FPX Nickel Inc is a Good Spec Value rated Favorite because at $7.75 base case nickel the PEA indicates a target price of $4.82 using a 10% discount rate and $13.62 using a 5% rate. At the $10.26/lb nickel price in mid January 2022 these numbers jump to $12.20 and $26.67. And if you dare to assume a long term $15/lb nickel price, the target prices jump to staggering levels of $26.12 and $51.30 per share. If you substitute the 0.14% Van grade as the LOM average the target prices at $10.26 per lb are $15.62 and $33.49. This is before any potential value add from making nickel and cobalt sulphate is included, or finding a market for the magnetite waste product.

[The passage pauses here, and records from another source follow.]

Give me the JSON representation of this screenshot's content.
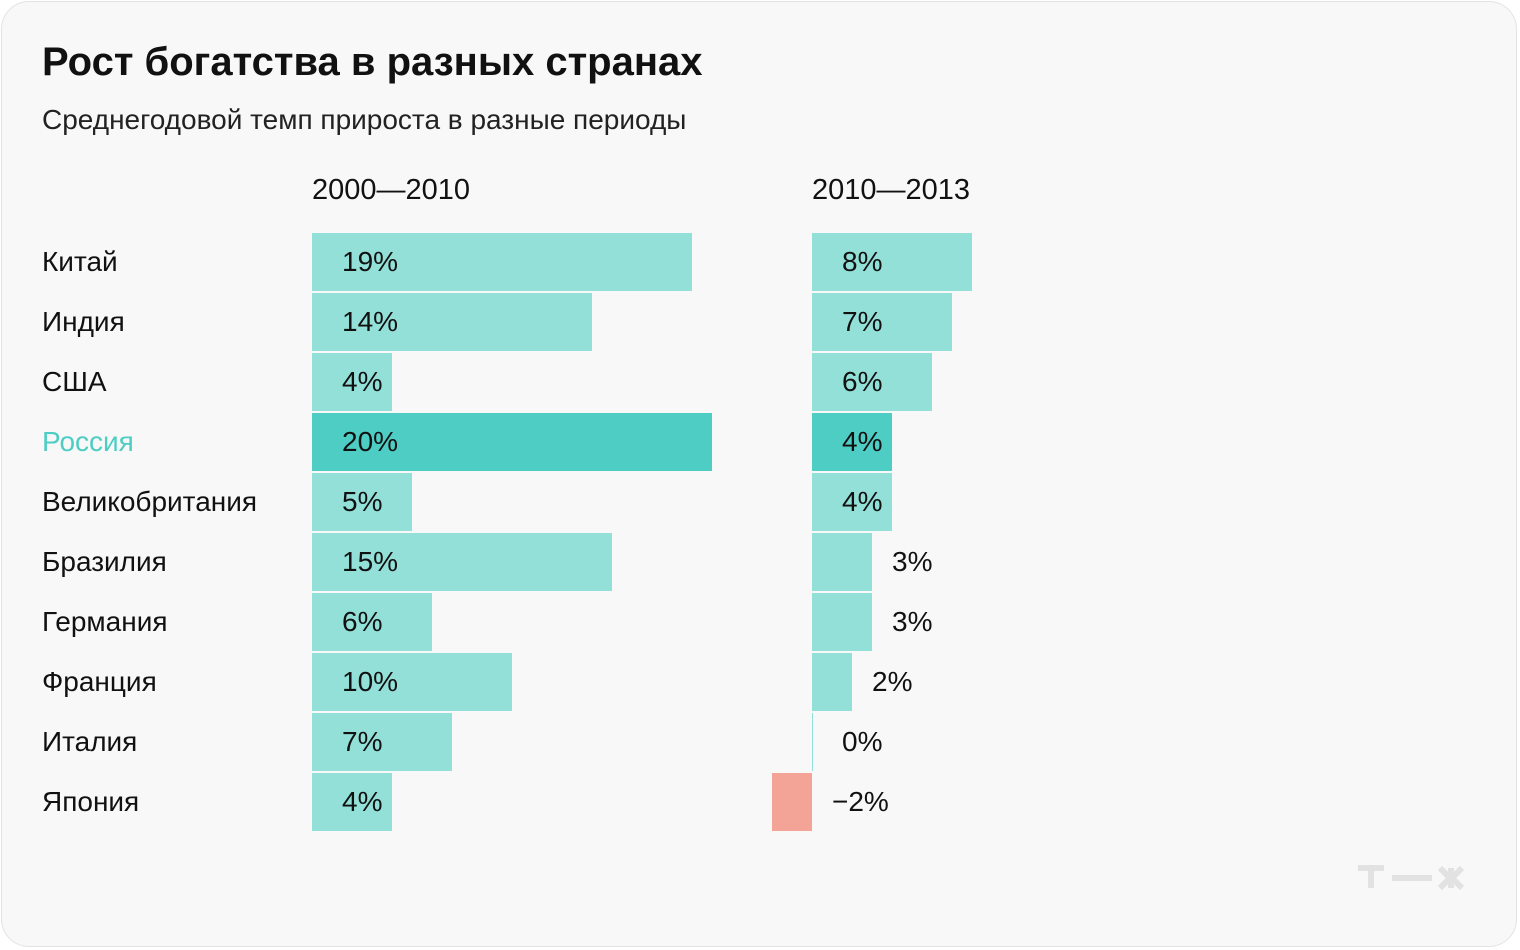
{
  "title": "Рост богатства в разных странах",
  "subtitle": "Среднегодовой темп прироста в разные периоды",
  "colors": {
    "bar": "#93e0d9",
    "bar_highlight": "#4ecdc4",
    "bar_negative": "#f4a397",
    "label_highlight": "#4ecdc4"
  },
  "chart_data": {
    "type": "bar",
    "orientation": "horizontal",
    "categories": [
      "Китай",
      "Индия",
      "США",
      "Россия",
      "Великобритания",
      "Бразилия",
      "Германия",
      "Франция",
      "Италия",
      "Япония"
    ],
    "highlight": "Россия",
    "series": [
      {
        "name": "2000—2010",
        "values": [
          19,
          14,
          4,
          20,
          5,
          15,
          6,
          10,
          7,
          4
        ],
        "labels": [
          "19%",
          "14%",
          "4%",
          "20%",
          "5%",
          "15%",
          "6%",
          "10%",
          "7%",
          "4%"
        ]
      },
      {
        "name": "2010—2013",
        "values": [
          8,
          7,
          6,
          4,
          4,
          3,
          3,
          2,
          0,
          -2
        ],
        "labels": [
          "8%",
          "7%",
          "6%",
          "4%",
          "4%",
          "3%",
          "3%",
          "2%",
          "0%",
          "−2%"
        ]
      }
    ],
    "unit": "%",
    "grid": false,
    "legend": "none"
  },
  "logo": "т—ж"
}
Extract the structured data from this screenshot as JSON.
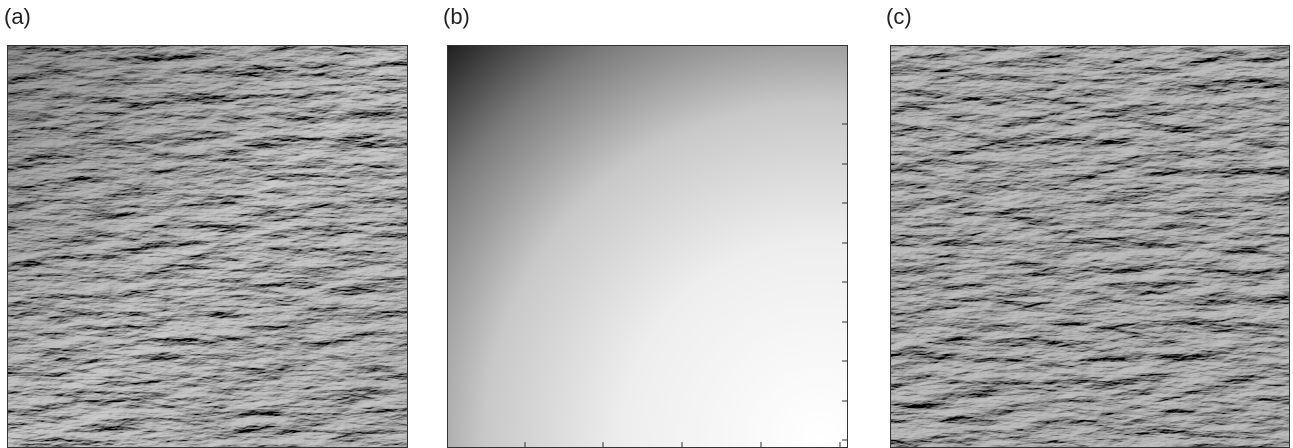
{
  "panels": [
    {
      "label": "(a)"
    },
    {
      "label": "(b)"
    },
    {
      "label": "(c)"
    }
  ]
}
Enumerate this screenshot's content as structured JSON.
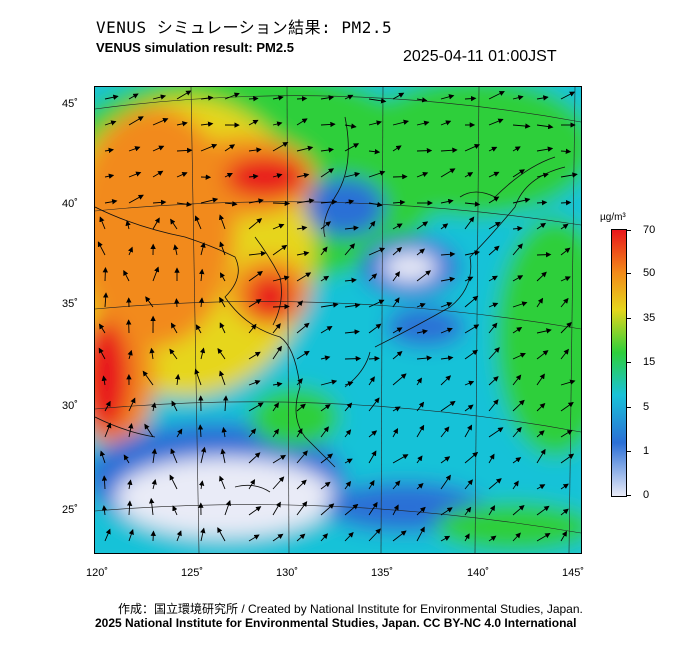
{
  "header": {
    "title_jp": "VENUS シミュレーション結果: PM2.5",
    "title_en": "VENUS simulation result: PM2.5",
    "timestamp": "2025-04-11 01:00JST"
  },
  "map": {
    "lat_labels": [
      "45˚",
      "40˚",
      "35˚",
      "30˚",
      "25˚"
    ],
    "lon_labels": [
      "120˚",
      "125˚",
      "130˚",
      "135˚",
      "140˚",
      "145˚"
    ]
  },
  "colorbar": {
    "unit": "µg/m³",
    "ticks": [
      "70",
      "50",
      "35",
      "15",
      "5",
      "1",
      "0"
    ],
    "colors": {
      "high": "#e8161b",
      "orange": "#f28a1a",
      "yellow": "#e6d61c",
      "green": "#2ecf3a",
      "cyan": "#19c2d8",
      "blue": "#2b6fd6",
      "pale": "#e9ebf7"
    }
  },
  "footer": {
    "credit": "作成：国立環境研究所 / Created by National Institute for Environmental Studies, Japan.",
    "copyright": "2025 National Institute for Environmental Studies, Japan. CC BY-NC 4.0 International"
  }
}
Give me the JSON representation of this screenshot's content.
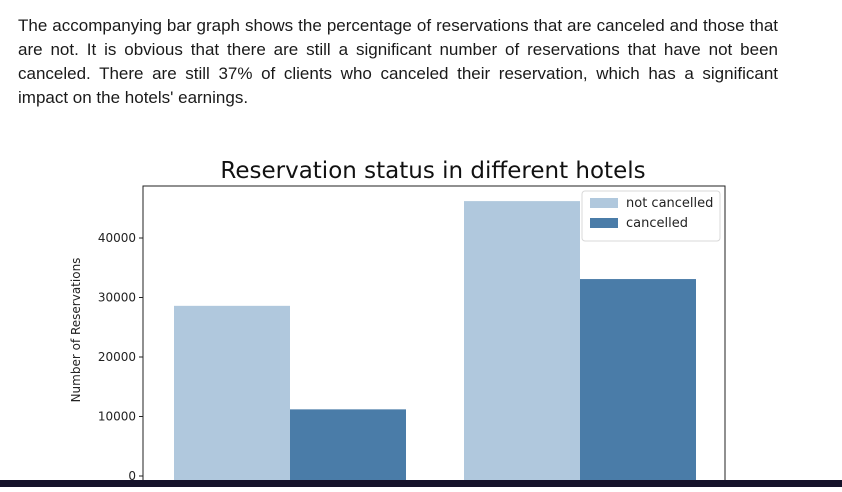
{
  "paragraph": "The accompanying bar graph shows the percentage of reservations that are canceled and those that are not. It is obvious that there are still a significant number of reservations that have not been canceled. There are still 37% of clients who canceled their reservation, which has a significant impact on the hotels' earnings.",
  "chart_data": {
    "type": "bar",
    "title": "Reservation status in different hotels",
    "xlabel": "",
    "ylabel": "Number of Reservations",
    "categories": [
      "",
      ""
    ],
    "series": [
      {
        "name": "not cancelled",
        "values": [
          28600,
          46200
        ],
        "color": "#b0c8dd"
      },
      {
        "name": "cancelled",
        "values": [
          11200,
          33100
        ],
        "color": "#4a7ca8"
      }
    ],
    "yticks": [
      0,
      10000,
      20000,
      30000,
      40000
    ],
    "ylim": [
      0,
      48500
    ],
    "legend": "top-right",
    "grid": false
  }
}
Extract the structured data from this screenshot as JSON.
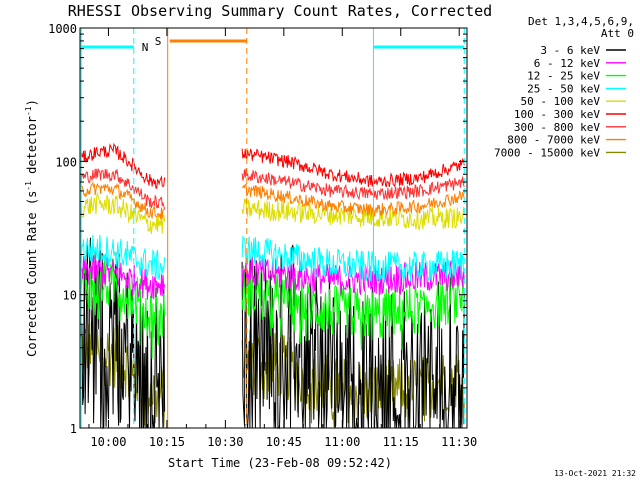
{
  "chart_data": {
    "type": "line",
    "title": "RHESSI Observing Summary Count Rates, Corrected",
    "xlabel": "Start Time (23-Feb-08 09:52:42)",
    "ylabel_main": "Corrected Count Rate (s",
    "ylabel_sup1": "-1",
    "ylabel_mid": " detector",
    "ylabel_sup2": "-1",
    "ylabel_end": ")",
    "yscale": "log",
    "ylim": [
      1,
      1000
    ],
    "xlim_min": [
      52.7,
      152.0
    ],
    "x_ticks": [
      {
        "min": 60,
        "label": "10:00"
      },
      {
        "min": 75,
        "label": "10:15"
      },
      {
        "min": 90,
        "label": "10:30"
      },
      {
        "min": 105,
        "label": "10:45"
      },
      {
        "min": 120,
        "label": "11:00"
      },
      {
        "min": 135,
        "label": "11:15"
      },
      {
        "min": 150,
        "label": "11:30"
      }
    ],
    "y_ticks": [
      {
        "value": 1,
        "label": "1"
      },
      {
        "value": 10,
        "label": "10"
      },
      {
        "value": 100,
        "label": "100"
      },
      {
        "value": 1000,
        "label": "1000"
      }
    ],
    "legend_header": [
      "Det 1,3,4,5,6,9,",
      "Att 0"
    ],
    "series": [
      {
        "name": "3 - 6 keV",
        "color": "#000000",
        "segA": [
          6,
          5.5,
          4.8,
          3.5,
          2.5,
          2.5
        ],
        "segB": [
          4,
          5,
          3,
          2.5,
          2.5,
          3
        ],
        "noise": 0.7
      },
      {
        "name": "6 - 12 keV",
        "color": "#ff00ff",
        "segA": [
          15,
          15,
          14.5,
          13,
          12,
          12.5
        ],
        "segB": [
          15,
          14,
          13,
          13,
          13.5,
          14
        ],
        "noise": 0.12
      },
      {
        "name": "12 - 25 keV",
        "color": "#00ff00",
        "segA": [
          12,
          12.5,
          12,
          10,
          7,
          7
        ],
        "segB": [
          11,
          9,
          7.5,
          7,
          8,
          10
        ],
        "noise": 0.2
      },
      {
        "name": "25 - 50 keV",
        "color": "#00ffff",
        "segA": [
          22,
          22,
          21,
          19,
          17,
          16
        ],
        "segB": [
          22,
          19,
          17,
          16,
          16,
          17
        ],
        "noise": 0.12
      },
      {
        "name": "50 - 100 keV",
        "color": "#dddd00",
        "segA": [
          45,
          48,
          47,
          40,
          34,
          34
        ],
        "segB": [
          44,
          42,
          40,
          38,
          37,
          38
        ],
        "noise": 0.08
      },
      {
        "name": "100 - 300 keV",
        "color": "#ff0000",
        "segA": [
          105,
          118,
          120,
          95,
          72,
          68
        ],
        "segB": [
          115,
          100,
          80,
          70,
          75,
          95
        ],
        "noise": 0.05
      },
      {
        "name": "300 - 800 keV",
        "color": "#ff3333",
        "segA": [
          75,
          80,
          80,
          65,
          50,
          48
        ],
        "segB": [
          80,
          70,
          60,
          57,
          60,
          70
        ],
        "noise": 0.05
      },
      {
        "name": "800 - 7000 keV",
        "color": "#ff7f00",
        "segA": [
          60,
          63,
          62,
          52,
          42,
          40
        ],
        "segB": [
          62,
          54,
          46,
          43,
          46,
          55
        ],
        "noise": 0.05
      },
      {
        "name": "7000 - 15000 keV",
        "color": "#888800",
        "segA": [
          4,
          3.8,
          3.5,
          2.7,
          2,
          1.7
        ],
        "segB": [
          3.5,
          2.8,
          2,
          1.8,
          2,
          2.5
        ],
        "noise": 0.25
      }
    ],
    "annotations": [
      {
        "type": "night-bar",
        "label": "N",
        "color": "#00ffff",
        "start_min": 53.0,
        "end_min": 66.5
      },
      {
        "type": "night-bar",
        "label": "",
        "color": "#00ffff",
        "start_min": 128.0,
        "end_min": 151.3
      },
      {
        "type": "saa-bar",
        "label": "S",
        "color": "#ff7f00",
        "start_min": 75.2,
        "end_min": 95.5
      }
    ],
    "data_gap_min": [
      74.8,
      94.2
    ],
    "segment_A_min": [
      53.0,
      74.6
    ],
    "segment_B_min": [
      94.3,
      151.3
    ]
  },
  "footer": {
    "stamp": "13-Oct-2021 21:32"
  }
}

Now obviously the indicated after-tax NPV is not the proper value for a project whose economics are based on the 30%-35% uncertainty associated with a PEA. A project that is at a fully funded PFS stage according to the uncertainty ladder of the rational speculation model deserves a value of 25% to 50% of the ultimate NPV outcome which would knock our $12.20-$26.67 price targets at $10.26/lb nickel based on the PEA scenario down to a range of $3.00-$6.00 per share at a 10% discount rate and $6-$13 per share at a 5% discount rate. That implies FPX Nickel should be trading 500% higher than the $0.50 stock price at the end of 2021 where FPX Nickel Corp was a made a 2022 Favorite. The junior is executing all the tedious steps of a PFS such as metallurgical studies and geotechnical drilling, and given the homogenous nature of the Baptiste deposit, we should not expect any unpleasant technical surprises. The biggest risk is probably the anti-mining lobby which opposes any large scale mining operation and will not hesitate to mobilize local First Nations groups to oppose the permitting process. But given the dirty alternatives for nickel supply, the Decar project might end up being supported by thoughtful environmentalists and the First Nations in this infrastructurally good location who already are involved logging activities might like a long lived mine in their backyard.